Da tutte le relazioni presentate al Convegno appare palese che il SARS-CoV-2 abbia avuto un impatto significativo su tutti i servizi di assistenza e diagnosi per le PLWHIV, anche se dai dati emersi dai nostri ospedali quello più significativo è il calo del numero dei test effettuati, che prefigura nel lungo termine conseguenze negative sulle nuove diagnosi e numeri maggiori di late presenters, ovvero coloro che scoprono di aver contratto il virus troppo tardi o quando il sistema immunitario è già compromesso. Una presentazione tardiva delle nuove infezioni da HIV interessa in modo particolare il nostro paese con numeri più alti rispetto alla media europea. “Il problema dei nuovi pazienti non può prescindere dall’azione di disturbo della pandemia COVID” ha confermato anche il Professor Sergio Lo Caputo, cattedra di malattie infettive all’Università di Foggia, ricordando, inoltre, quanto denunciato da UNAIDS in occasione dell’ultima giornata mondiale della lotta all’AIDS. “Il rischio -ha continuato Lo Caputo- è quello di una recrudescenza dell’epidemia di HIV, il che porterebbe ad un aumento dei late presenters, delle nuove diagnosi, dei fallimenti virologici dovuti a una riduzione dell’aderenza e un aumento delle comorbidità legato alla riduzione drastica dei controlli in molti pazienti".
“Si rischia una penalizzazione assoluta grave dei servizi HIV che potrebbe portare ad un aumento della mortalità per AIDS”, ha commentato anche il Dottor Andrea Antinori, infettivologo e direttore Malattie Infettive dell’IIRCCS INMI Lazzaro Spallanzani di Roma.
Per sostenere la relazione medico-paziente, sono necessarie nuove strategie di testing e nuove modalità come lo strumento della telemedicina, ha evidenziato Giovanni Guaraldi, infettivologo e responsabile della clinica Metabolica presso il Policlinico di Modena. Nell’individuare le vulnerabilità in HIV e COVID, se prima si parlava di fragilità in ambito HIV, oggi si fa riferimento all’importanza della resilienza e si aspira ad un modello che possa mettere a confronto e sostenere questi due fattori. Risultano meno resilienti, naturalmente, le persone anziane e quelle più sole, dato da attribuire non alle malattie, ma a determinanti psico-sociali.

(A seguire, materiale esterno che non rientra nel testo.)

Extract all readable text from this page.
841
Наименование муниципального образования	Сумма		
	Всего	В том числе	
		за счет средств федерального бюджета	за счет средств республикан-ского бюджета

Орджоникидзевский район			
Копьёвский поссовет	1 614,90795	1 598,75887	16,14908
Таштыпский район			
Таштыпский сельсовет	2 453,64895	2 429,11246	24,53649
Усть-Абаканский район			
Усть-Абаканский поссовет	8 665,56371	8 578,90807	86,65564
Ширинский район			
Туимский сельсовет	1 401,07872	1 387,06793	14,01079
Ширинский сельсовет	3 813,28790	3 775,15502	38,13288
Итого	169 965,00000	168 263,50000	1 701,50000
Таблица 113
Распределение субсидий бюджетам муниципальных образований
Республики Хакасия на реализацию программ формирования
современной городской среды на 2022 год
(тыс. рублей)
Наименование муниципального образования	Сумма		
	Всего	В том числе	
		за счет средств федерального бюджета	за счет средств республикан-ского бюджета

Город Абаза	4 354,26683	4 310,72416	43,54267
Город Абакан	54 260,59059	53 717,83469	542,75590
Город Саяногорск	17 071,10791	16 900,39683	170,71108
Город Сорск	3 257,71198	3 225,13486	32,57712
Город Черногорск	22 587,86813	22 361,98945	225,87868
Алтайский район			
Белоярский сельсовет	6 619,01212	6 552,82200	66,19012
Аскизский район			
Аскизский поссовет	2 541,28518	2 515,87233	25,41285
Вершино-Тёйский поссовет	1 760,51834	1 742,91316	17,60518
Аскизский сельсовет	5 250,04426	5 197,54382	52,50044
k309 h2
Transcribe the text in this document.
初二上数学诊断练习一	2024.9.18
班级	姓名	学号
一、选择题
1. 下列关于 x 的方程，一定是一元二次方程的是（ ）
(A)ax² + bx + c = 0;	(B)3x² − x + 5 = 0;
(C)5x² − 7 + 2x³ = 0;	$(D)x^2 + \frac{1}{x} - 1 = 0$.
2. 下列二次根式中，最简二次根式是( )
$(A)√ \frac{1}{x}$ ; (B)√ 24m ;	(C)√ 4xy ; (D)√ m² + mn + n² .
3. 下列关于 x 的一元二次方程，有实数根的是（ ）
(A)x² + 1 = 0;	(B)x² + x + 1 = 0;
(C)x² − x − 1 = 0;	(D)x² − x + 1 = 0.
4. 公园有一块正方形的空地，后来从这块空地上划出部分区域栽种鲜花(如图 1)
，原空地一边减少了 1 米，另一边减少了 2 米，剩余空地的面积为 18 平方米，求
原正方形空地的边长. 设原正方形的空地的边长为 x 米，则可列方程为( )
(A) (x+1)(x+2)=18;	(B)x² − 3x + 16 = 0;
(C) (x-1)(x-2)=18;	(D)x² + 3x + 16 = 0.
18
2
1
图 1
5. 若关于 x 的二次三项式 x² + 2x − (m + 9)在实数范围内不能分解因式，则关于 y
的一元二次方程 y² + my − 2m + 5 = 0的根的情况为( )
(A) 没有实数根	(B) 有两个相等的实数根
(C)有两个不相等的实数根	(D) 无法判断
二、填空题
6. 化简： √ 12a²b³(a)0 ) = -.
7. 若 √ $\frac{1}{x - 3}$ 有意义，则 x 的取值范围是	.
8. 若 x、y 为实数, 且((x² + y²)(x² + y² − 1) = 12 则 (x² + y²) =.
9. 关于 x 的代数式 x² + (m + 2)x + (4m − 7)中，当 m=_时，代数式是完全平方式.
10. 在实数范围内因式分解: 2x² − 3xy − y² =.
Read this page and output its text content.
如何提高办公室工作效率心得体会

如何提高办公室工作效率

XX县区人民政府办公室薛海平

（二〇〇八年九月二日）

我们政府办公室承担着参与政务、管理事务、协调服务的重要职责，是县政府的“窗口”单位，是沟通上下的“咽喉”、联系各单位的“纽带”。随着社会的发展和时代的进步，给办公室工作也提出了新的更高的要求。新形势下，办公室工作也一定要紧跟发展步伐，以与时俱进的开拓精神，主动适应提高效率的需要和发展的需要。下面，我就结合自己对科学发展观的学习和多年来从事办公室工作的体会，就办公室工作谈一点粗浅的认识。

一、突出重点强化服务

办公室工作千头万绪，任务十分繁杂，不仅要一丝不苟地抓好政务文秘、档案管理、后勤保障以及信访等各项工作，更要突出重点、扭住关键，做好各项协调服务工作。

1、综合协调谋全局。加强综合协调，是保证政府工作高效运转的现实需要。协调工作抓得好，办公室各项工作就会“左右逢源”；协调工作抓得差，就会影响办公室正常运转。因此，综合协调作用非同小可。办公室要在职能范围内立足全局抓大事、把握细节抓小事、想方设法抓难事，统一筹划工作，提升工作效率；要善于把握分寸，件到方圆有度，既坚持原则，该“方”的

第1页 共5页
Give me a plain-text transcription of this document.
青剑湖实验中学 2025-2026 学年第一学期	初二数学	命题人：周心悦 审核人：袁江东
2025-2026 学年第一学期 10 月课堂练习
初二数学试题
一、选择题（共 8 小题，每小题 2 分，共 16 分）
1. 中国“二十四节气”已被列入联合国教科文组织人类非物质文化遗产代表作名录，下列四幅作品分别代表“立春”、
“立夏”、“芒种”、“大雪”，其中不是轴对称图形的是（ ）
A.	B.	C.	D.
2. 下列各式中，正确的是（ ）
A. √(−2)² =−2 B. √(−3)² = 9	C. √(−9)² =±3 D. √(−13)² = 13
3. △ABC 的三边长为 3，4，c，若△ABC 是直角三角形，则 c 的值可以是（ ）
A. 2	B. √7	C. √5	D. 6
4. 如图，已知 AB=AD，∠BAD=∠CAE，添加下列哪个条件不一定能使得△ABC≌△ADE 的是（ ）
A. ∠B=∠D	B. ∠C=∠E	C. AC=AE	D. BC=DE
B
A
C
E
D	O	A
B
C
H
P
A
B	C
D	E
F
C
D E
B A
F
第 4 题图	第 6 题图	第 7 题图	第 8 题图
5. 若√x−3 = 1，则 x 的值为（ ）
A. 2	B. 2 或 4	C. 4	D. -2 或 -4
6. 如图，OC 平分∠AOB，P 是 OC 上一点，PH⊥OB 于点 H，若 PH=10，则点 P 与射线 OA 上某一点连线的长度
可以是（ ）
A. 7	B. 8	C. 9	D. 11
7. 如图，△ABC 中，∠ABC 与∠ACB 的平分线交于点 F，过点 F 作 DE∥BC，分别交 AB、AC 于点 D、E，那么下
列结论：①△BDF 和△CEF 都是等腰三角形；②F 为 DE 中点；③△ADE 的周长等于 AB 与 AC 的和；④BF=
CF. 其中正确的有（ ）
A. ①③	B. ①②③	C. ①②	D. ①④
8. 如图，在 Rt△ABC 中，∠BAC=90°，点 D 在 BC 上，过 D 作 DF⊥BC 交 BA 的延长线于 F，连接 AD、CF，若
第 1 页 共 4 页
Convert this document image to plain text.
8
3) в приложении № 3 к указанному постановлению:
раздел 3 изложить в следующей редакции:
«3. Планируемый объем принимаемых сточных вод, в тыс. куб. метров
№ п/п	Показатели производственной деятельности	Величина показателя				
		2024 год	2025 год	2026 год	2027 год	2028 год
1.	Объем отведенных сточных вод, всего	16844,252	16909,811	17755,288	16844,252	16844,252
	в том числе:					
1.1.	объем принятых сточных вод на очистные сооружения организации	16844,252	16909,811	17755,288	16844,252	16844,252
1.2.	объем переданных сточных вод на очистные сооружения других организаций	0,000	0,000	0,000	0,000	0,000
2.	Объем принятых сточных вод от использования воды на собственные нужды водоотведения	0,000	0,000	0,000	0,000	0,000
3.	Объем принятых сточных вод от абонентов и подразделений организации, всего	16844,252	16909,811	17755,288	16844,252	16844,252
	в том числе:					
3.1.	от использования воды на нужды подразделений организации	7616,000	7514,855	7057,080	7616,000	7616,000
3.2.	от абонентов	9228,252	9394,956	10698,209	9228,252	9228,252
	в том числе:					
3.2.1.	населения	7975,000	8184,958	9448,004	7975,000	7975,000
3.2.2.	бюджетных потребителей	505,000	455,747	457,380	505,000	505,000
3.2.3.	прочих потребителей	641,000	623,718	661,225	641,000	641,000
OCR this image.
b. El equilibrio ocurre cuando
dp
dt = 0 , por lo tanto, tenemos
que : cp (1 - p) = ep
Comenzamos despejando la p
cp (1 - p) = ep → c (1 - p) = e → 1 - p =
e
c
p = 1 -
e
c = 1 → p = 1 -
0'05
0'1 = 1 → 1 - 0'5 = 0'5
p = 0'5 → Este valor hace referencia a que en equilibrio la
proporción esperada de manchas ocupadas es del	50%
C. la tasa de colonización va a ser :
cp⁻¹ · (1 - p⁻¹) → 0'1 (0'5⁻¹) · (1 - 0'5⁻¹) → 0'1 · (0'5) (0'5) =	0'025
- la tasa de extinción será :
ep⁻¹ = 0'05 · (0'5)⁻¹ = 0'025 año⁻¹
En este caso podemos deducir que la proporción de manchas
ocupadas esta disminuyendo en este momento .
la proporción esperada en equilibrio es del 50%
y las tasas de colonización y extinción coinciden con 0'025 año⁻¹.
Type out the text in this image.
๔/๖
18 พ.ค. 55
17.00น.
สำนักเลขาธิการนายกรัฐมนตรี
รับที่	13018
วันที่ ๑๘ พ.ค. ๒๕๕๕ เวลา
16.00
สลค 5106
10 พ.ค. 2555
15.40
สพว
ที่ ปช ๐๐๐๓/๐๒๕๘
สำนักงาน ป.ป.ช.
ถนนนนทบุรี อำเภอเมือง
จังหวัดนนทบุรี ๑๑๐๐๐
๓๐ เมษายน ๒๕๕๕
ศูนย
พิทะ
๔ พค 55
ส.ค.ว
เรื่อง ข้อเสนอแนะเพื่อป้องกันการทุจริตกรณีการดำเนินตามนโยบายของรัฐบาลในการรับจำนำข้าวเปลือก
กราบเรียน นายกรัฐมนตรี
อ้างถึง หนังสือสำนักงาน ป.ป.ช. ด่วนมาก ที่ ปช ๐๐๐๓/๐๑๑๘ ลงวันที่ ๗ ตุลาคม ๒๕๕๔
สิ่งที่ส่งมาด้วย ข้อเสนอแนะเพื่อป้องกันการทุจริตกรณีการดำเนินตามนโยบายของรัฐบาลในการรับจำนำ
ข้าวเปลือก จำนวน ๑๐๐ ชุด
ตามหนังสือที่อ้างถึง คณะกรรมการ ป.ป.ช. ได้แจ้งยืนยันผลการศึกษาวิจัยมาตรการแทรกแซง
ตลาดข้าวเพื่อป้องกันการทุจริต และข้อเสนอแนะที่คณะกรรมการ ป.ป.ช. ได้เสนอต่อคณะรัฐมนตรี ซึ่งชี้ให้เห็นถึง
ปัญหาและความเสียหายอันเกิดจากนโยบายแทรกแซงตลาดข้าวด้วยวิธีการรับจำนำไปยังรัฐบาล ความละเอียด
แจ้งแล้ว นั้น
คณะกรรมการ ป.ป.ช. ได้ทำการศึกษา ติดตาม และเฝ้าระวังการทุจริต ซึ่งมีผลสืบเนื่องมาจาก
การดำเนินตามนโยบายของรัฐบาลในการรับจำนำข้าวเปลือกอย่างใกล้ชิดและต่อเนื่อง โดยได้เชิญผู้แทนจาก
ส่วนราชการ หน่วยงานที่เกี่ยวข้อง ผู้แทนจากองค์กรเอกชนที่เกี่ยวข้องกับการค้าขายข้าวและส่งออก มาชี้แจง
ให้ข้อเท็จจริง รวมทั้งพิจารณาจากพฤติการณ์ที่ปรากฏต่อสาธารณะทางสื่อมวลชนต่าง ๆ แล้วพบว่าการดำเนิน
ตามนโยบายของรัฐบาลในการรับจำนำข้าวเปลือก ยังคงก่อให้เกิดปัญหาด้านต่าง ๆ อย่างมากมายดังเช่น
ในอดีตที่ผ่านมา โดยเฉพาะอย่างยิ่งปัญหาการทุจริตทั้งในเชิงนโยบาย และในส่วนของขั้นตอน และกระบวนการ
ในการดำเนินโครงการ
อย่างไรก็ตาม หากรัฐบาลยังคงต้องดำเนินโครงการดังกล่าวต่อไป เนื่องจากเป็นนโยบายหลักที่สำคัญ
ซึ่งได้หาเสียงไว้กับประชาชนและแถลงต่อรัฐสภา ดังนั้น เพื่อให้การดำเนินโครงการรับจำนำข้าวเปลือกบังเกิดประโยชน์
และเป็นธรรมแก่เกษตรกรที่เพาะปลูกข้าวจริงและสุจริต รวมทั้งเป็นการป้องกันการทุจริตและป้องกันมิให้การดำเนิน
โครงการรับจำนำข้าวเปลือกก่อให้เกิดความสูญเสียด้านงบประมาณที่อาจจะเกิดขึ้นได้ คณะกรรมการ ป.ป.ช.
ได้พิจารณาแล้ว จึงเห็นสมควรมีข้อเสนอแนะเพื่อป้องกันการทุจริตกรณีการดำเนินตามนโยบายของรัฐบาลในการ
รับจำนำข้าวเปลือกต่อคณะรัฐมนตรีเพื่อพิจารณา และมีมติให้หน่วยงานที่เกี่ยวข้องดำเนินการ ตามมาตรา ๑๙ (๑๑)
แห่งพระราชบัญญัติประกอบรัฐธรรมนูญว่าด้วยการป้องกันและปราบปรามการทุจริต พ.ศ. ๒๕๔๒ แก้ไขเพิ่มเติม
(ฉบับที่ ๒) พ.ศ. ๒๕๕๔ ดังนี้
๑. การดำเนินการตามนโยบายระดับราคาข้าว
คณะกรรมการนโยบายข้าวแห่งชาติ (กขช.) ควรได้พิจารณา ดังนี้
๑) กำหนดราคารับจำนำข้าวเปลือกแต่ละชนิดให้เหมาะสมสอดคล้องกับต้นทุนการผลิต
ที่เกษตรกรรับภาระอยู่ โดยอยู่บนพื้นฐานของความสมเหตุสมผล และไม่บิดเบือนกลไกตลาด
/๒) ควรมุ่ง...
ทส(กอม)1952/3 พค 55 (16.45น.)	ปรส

A proposito di fragilità nelle persone HIV positive, Filippo Schloesser, Presidente di NADIR Onlus, nel suo intervento ha denunciato la mancanza di informazione, di chiarezza sui dati delle nuove infezioni di HIV: “Si danno i numeri senza tener conto dei test effettuati - ha detto -in un paese in cui non si ritiene necessario finanziare la PrEP e non se ne parla. Nonostante le nuove e innovative possibilità offerte dalla scienza - ha continuato- nel nostro paese manca un disegno globale che ci permetta di applicare la prevenzione a tutto campo, senza lasciare indietro le persone più fragili o che vivono in situazioni disagiate”. Le persone HIV in un quadro SARS-CoV-2 presentano difficoltà maggiori e un carico di ansie più importante dal punto di vista psicologico e sociale, tenendo conto del fatto che non si riesce ancora a vedere la fine né del COVID né tantomeno dell’HIV. “E’ molto probabile -ha continuato Schloesser- che in questo scenario venga meno la resilienza delle persone, ovvero la capacità di reagire con una spinta contraria a quella ricevuta”. Il Presidente di NADIR ha poi annunciato come la sua organizzazione stia portando avanti con il contributo di altre ventuno realtà della community, tra cui anche la LILA, la creazione di un “PRO HIV” (PRO= Patient Reported Outcome) che sarà presentato alla SIMIT nei primi mesi del 2021. Si tratta di una sorta di questionario che riporta, in modo misurabile e senza interferenze del medico, le dirette esigenze del paziente, le sue difficoltà, la sua esperienza della patologia. Tale documento può facilitare la relazione medico-paziente in un nuovo sistema che coinvolga anche la telemedicina. “Oggi, più che mai -ha detto ancora Schloesser- è necessario che SIMIT e associazioni riconquistino il proprio ruolo fondamentale nella società, un ruolo di influenza nei confronti delle istituzioni per quanto concerne le questioni legate alla salute dei cittadini”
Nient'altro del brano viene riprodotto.